Some were available for anyone, others Teresa had wrapped for someone with a special connection. Mine? “Paperback writer.” It made me cry. My favorite was, “I hope we’ve passed the audition,” which as someone who played music with Roger for years I heard him say surely no less than a hundred times. Probably more than that.
The rabbi mentioned that the tradition of the headstone itself may have emerged from primitive customs of building a cairn upon a grave. My mom used to tell me it was “so they should know you came to visit,” which implies a kind of awareness, either there beneath the headstone or somewhere else, that for me raises way too many questions to answer.
For me leaving a stone just feels like a way to complete the gesture. Like most funerary traditions the gesture is for the living. I left a stone not for Roger, not even for me. I left it so that whoever comes by next will say, “Look at that! People loved that dude.” I mean, they’ll say that for a while, until the paint runs and the stones erode and time goes on and, like the older headstones in the cemetery, there is nobody left to remember. Like Qoheleth says, if we could only stand to listen.
The week we die, so much grieving! A year later, there are still people grieving, enough for a well-attended stone-setting. A few years, decades later? A few people. A couple decades more? Who remembers? I can tell you hours of stories about my parents, even my grandparents. About my great-grandparents? I met them, know their names, can give you those photo-caption details. About their parents? I don’t know a name, don’t have a picture, don’t know a thing. Three generations: gone like a puff of smoke. And we’re a family of ancestor-worshipers, I promise. We love our stories. And three generations along the stories, like those in them, gone. “There is no remembrance of former things, Nor will there be any remembrance of things that are to come by those who will come after.”

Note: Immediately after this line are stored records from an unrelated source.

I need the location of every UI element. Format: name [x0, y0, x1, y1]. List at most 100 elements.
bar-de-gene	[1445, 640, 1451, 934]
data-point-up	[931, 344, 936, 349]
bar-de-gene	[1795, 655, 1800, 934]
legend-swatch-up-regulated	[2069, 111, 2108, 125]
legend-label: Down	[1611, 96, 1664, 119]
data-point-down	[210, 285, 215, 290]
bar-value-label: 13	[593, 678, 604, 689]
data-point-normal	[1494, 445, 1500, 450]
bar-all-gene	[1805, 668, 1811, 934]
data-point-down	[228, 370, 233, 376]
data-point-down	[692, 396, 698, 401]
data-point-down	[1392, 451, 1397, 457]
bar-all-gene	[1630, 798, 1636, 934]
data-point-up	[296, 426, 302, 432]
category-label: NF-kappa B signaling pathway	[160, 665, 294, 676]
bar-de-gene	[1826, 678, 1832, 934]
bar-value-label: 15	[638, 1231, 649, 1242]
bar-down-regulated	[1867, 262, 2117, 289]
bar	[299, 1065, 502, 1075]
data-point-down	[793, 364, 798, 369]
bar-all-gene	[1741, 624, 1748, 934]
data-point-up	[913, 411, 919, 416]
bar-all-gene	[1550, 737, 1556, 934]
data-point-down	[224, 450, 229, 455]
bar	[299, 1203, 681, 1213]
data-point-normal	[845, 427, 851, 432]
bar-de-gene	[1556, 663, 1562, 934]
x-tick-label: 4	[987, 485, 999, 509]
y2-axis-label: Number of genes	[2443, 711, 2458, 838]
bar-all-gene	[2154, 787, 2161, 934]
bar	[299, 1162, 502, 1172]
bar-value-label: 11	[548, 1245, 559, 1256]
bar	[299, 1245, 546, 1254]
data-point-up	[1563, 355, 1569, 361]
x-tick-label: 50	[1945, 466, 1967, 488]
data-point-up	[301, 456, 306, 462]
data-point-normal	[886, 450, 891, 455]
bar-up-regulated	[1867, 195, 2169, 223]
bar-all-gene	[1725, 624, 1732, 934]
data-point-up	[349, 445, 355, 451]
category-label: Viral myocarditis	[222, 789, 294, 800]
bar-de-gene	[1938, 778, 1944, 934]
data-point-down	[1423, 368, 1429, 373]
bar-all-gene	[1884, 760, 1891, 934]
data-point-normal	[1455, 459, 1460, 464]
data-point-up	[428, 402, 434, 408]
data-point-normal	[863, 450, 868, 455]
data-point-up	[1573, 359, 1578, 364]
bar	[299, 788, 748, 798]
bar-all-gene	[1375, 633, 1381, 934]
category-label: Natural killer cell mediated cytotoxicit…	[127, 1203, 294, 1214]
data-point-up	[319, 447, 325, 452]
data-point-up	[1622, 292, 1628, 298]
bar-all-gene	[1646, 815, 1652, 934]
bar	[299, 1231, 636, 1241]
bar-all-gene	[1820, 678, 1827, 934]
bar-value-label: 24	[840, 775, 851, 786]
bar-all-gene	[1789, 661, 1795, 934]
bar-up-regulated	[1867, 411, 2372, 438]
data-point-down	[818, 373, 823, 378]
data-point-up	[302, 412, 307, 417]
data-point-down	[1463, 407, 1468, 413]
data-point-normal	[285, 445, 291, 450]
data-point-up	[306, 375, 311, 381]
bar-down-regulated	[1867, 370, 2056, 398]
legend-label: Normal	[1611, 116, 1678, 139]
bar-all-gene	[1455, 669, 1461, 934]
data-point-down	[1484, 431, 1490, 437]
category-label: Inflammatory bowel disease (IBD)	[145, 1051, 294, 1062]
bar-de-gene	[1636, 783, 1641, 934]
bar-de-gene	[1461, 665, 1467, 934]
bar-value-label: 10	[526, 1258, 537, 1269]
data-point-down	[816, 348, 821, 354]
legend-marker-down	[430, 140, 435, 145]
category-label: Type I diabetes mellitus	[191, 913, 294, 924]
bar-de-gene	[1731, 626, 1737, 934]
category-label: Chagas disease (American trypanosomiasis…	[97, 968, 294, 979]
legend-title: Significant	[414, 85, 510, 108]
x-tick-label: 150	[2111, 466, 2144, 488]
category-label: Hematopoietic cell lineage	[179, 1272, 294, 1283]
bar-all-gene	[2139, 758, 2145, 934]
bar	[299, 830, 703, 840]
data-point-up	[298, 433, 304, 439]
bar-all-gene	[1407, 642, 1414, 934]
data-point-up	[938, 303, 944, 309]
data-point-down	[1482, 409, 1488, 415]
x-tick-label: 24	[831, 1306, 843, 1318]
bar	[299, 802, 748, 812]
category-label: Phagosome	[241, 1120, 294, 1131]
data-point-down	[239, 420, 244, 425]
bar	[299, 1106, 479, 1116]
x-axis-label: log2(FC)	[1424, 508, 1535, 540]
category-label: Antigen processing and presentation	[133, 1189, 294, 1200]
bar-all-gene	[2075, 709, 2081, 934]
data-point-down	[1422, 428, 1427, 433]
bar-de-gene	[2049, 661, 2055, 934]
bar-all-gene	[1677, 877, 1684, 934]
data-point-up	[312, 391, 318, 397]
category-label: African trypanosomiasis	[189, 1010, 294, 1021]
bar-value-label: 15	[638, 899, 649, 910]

I mean, you can’t dispute it, right? We’re all headed to the same place, and there’s been some hundred billion of us since we first showed up a couple hundred thousand years ago. How many do you remember? Kinda makes you think.
“In the long run we are all dead,” economist John Maynard Keynes famously wrote in 1923, though of course Qoheleth got there long before Keynes did. The point is undeniable: in the long run we will not be remembered; in the long run we’re all dead.
But in the short run we’re all still here. Which means the short run is all that counts.
So get together.
Leave a stone.








Stunningly beautiful
Scott, what a joy to read this… your thoughtful dvar, a reflection upon a day, a shared few minutes, hours, has given us words to interpret and remember. And what a gift from Teresa! The act of selecting the stone brought silent music to the day, a flood of feelings about Roger and each person’s personal relationship, music made together. And then there were the conversations that began with ‘which stone did you pick?’ To Qoheleth and Scott, consider one more Jewish tradition of remembrance: giving a Jewish name that honors a family member no longer living. In conversations about who we were named for, and who they were named for, and so on, back through the generations, we remember.